People like to talk. Talking requires that sounds come from your mouth - usually in the shape of words. Mostly, people like to talk to other people. This implies that the other people are listening, but in actual fact they’re just waiting for their turn to make mouth noises that seem like words. Sometimes the words are about something that happened to them or maybe something they want to happen to them, but mostly the words are about other people. That is if those words are about anything at all. Most words are just noise to fill space and time.

For example, people will say “How are you?” or “How are you doing today?”. This is a formality that allows them to give the impression that they’re not in fact waiting to say a bunch of stuff that has nothing to do with you. Generally, those issuing this query don’t actually about the answer and are not really prepared to have anything given back to them except for “Fine”, “Okay” or perhaps “Great”. It’s a sort of politeness instrument designed to let the other person have the first crack, but then allowing that person full rights to steam roll in after the other person has stopped making their mouth noises. I used to respond to this inanity with “I am”. But that was too short and confusing and just led, ironically, to complicated explanations. I switched to “I am a living”, which has sufficient syllables to mostly just go completely unnoticed. It does occasionally draw a chuckle or a remark and it has actually once caused some unintended awkwardness when said to a person who had recently experienced the loss of a relative. That person was no longer “a livin’” and so there was some repose and hesitation.

People also just like to say things just to have something to say - to either fulfill their turn (thus avoiding uncomfortable silence) or as a result of forcing themselves into the mix without actually having prepared a thought to surround with word noises. So they’ll repeat back whatever the current speaker just said. Or they’ll say “that’s funny”, or “that’s interesting” or “I know what you mean”.

Generally, people just want to talk. Listening is difficult and requires concentration which is work and work sucks. Ideas form and then they need to get out and into someone else’s ear and really that is all that matters. Dialog is virtually impossible to find. Banter probably evolved into our brains as a result of some kind of useful evolutionary mechanism - though it’s very difficult to imagine the specifics. It’s very like the chewing of cud: something that soothes the sated beast and helps with digestion.

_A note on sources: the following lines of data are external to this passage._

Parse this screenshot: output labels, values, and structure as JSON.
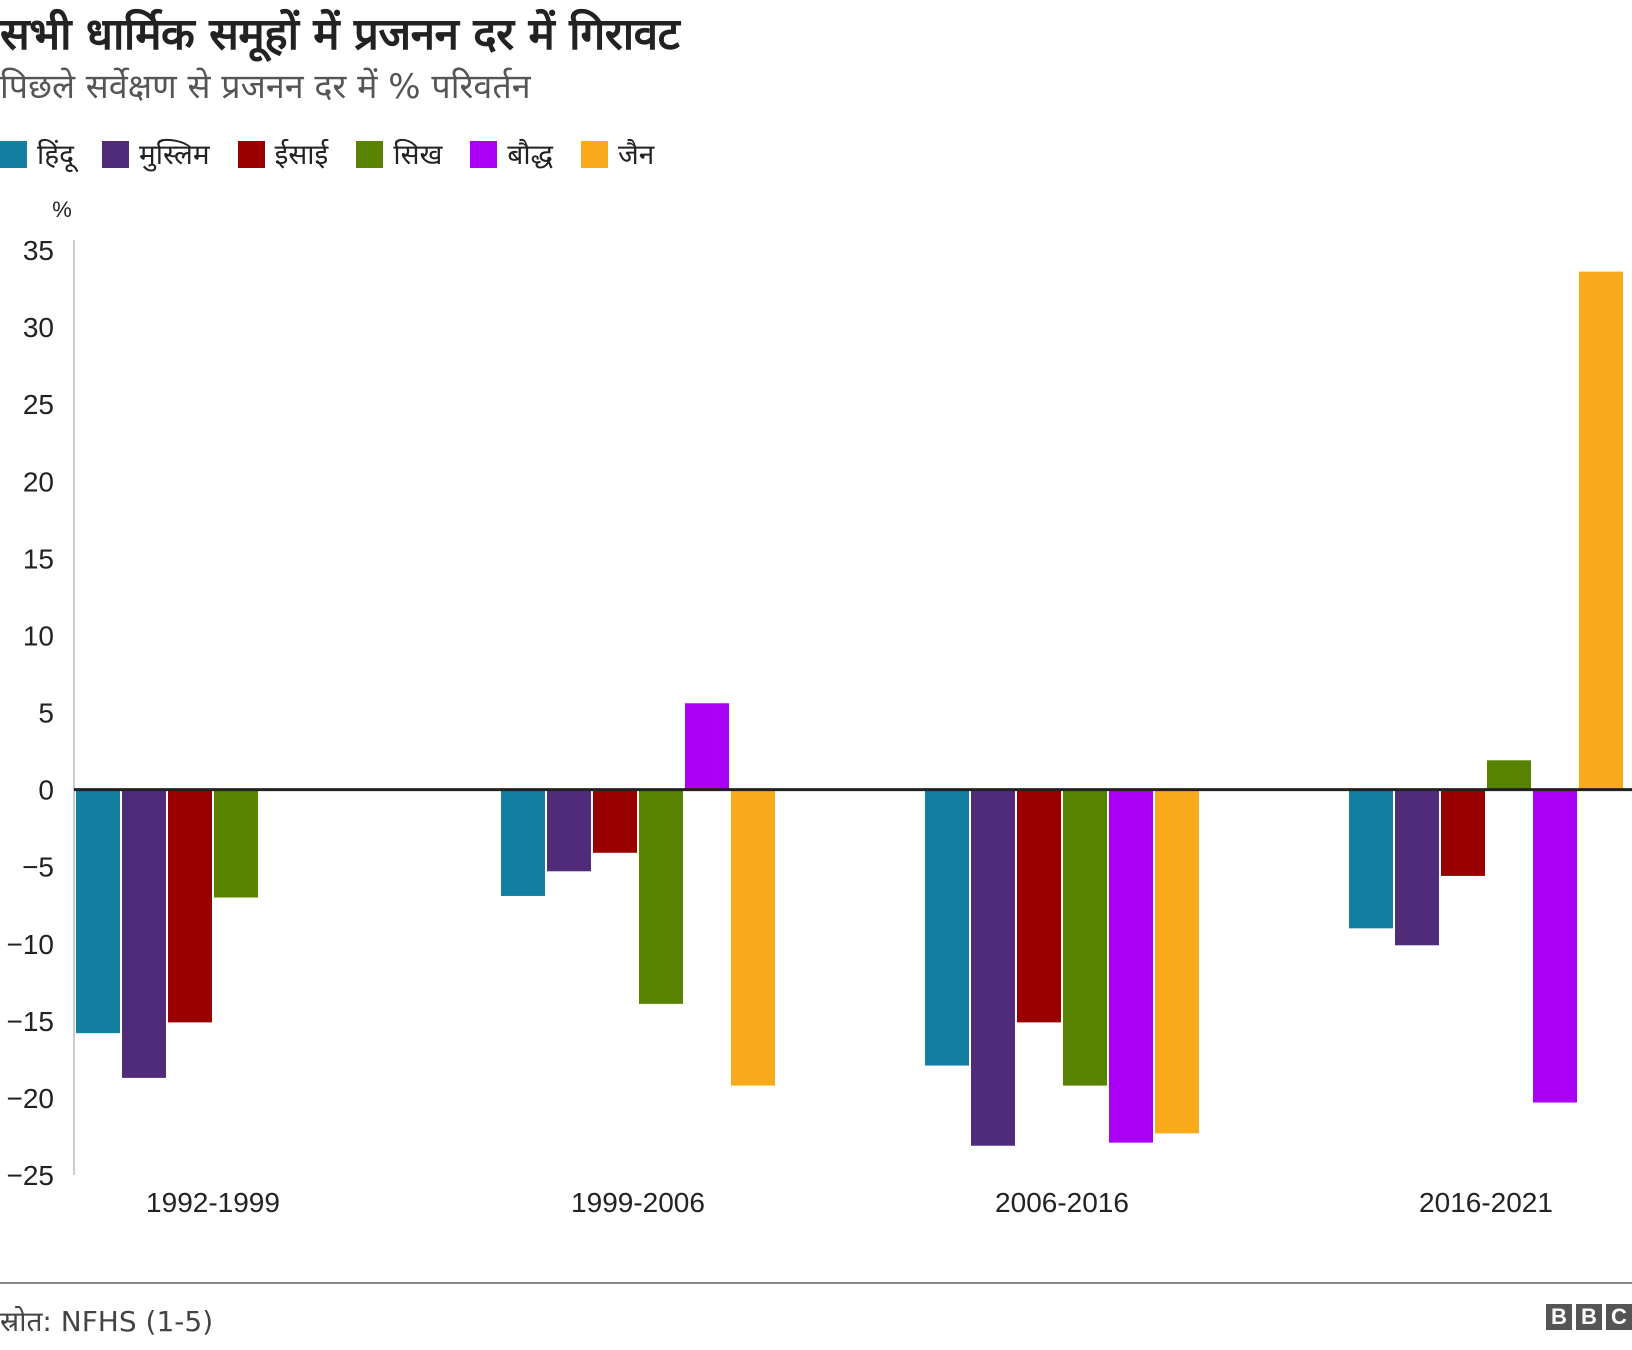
{
  "header": {
    "title": "सभी धार्मिक समूहों में प्रजनन दर में गिरावट",
    "subtitle": "पिछले सर्वेक्षण से प्रजनन दर में % परिवर्तन"
  },
  "footer": {
    "source": "स्रोत: NFHS (1-5)",
    "logo_letters": [
      "B",
      "B",
      "C"
    ]
  },
  "chart_data": {
    "type": "bar",
    "ylabel": "%",
    "ylim": [
      -25,
      35
    ],
    "yticks": [
      35,
      30,
      25,
      20,
      15,
      10,
      5,
      0,
      -5,
      -10,
      -15,
      -20,
      -25
    ],
    "grid": false,
    "legend_position": "top-left",
    "categories": [
      "1992-1999",
      "1999-2006",
      "2006-2016",
      "2016-2021"
    ],
    "series": [
      {
        "name": "हिंदू",
        "color": "#1380a1",
        "values": [
          -15.8,
          -6.9,
          -17.9,
          -9.0
        ]
      },
      {
        "name": "मुस्लिम",
        "color": "#4f2b7a",
        "values": [
          -18.7,
          -5.3,
          -23.1,
          -10.1
        ]
      },
      {
        "name": "ईसाई",
        "color": "#990000",
        "values": [
          -15.1,
          -4.1,
          -15.1,
          -5.6
        ]
      },
      {
        "name": "सिख",
        "color": "#588300",
        "values": [
          -7.0,
          -13.9,
          -19.2,
          1.9
        ]
      },
      {
        "name": "बौद्ध",
        "color": "#aa00f5",
        "values": [
          null,
          5.6,
          -22.9,
          -20.3
        ]
      },
      {
        "name": "जैन",
        "color": "#f9aa1b",
        "values": [
          null,
          -19.2,
          -22.3,
          33.6
        ]
      }
    ]
  }
}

Try this: the next time someone is speaking, even ostensibly, to you - just listen. Not just to the sounds, but to the words and the meaning. Ask questions. Hear them, pay attention and absorb. Think about the thoughts that their words summon and figure out what they really want to say. It’s hard work and I don’t make any guarantees that the results will immediately garner worth - but the exercise will. Once you get the hang of it, go a step further: challenge the talker. What do they really mean to get across? What are they really thinking? What lead them to carry forward on this topic of discourse?

No, you won’t actually do it - anymore than I will. It’s damned inconvenient. The people around me who engage in this verbal mouth breathing activity are generally there as part of some scheme in which my participation is required in order that my mortgage gets paid and my internet service continues. Or else I choose to immerse myself in their presence because the alternative is a bleak monologue of echoes that would certainly make me even stupider than I am now. The risk is too high - though I do see the reward as almost, but not quite, tipping the scales.